We don't quench something that's heated for normalizing - but rather let it air cool. If you want to use a steel that's air cooling and do a lot of forging, I'd advise against it, but you can ignore my advice if you'd like. the more hardenable steel is with additional alloying elements to allow fully hardening while cooling at a slower rate, the harder it's going to be to do something meaningful in the open atmosphere. A2, for example, has no normalization process and the furnace heat and slow cool to anneal the steel to make it workable, presumably standing in place of normalization, prescribes a 20 degrees F per hour decline in temperature (think about that, one degree per 3 minutes) decline. You can probably figure out some way to get a good result that has nothing to do with the schedule, but what you'd gain by doing that vs. just using another steel, I don't know what it would be.

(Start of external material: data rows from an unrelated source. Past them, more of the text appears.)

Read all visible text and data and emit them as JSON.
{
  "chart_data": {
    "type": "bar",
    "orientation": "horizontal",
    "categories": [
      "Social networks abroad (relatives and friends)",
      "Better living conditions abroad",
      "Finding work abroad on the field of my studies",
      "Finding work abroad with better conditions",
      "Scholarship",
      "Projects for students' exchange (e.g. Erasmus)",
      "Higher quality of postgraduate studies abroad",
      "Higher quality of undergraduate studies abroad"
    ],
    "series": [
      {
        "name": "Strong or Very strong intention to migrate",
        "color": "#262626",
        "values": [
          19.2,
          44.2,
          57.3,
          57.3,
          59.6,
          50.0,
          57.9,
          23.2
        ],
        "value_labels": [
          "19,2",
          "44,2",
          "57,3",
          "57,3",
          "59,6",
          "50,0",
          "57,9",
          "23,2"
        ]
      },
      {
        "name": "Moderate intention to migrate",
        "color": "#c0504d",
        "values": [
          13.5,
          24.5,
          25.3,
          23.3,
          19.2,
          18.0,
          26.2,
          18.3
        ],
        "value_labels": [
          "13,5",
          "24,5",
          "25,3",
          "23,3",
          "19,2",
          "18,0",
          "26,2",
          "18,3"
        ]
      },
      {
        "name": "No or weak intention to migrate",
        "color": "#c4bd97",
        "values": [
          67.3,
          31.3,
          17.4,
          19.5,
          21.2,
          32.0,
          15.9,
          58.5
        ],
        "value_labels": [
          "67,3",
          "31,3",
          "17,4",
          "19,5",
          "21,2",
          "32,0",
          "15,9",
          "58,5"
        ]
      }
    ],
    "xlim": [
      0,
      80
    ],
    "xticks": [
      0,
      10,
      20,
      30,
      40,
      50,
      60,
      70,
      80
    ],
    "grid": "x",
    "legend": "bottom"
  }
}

if you are dealing with bar stock that is in a good condition to just be heated and quenched, you can ignore this. Simple steels like 1084 really aren't going to vary much, and others like O1 or 52100 if you get as far as trying to master 52100, will have different results with coarse spheroidized. 52100 can be drastic if you try to harden from coarse spheroidized, varying using standard heat cycles in a furnace so far that you could see anything from 57 to 68 hardness. Larrin Thomas did an interesting experiment actually showing that. AT 68 out of a quench, 52100 has a the potential to be a great chisel. at 65, it will temper back to 60/61 and be problematic, and at 57, I guess you could just use it as quenched for a machete - it would make a terrible tool. if you're a beginner and trying your first heat treatment, find something fine spheroidized or annealed, and not coarse spheroidized. Call the supplier and ask if you can't figure out what they're offering.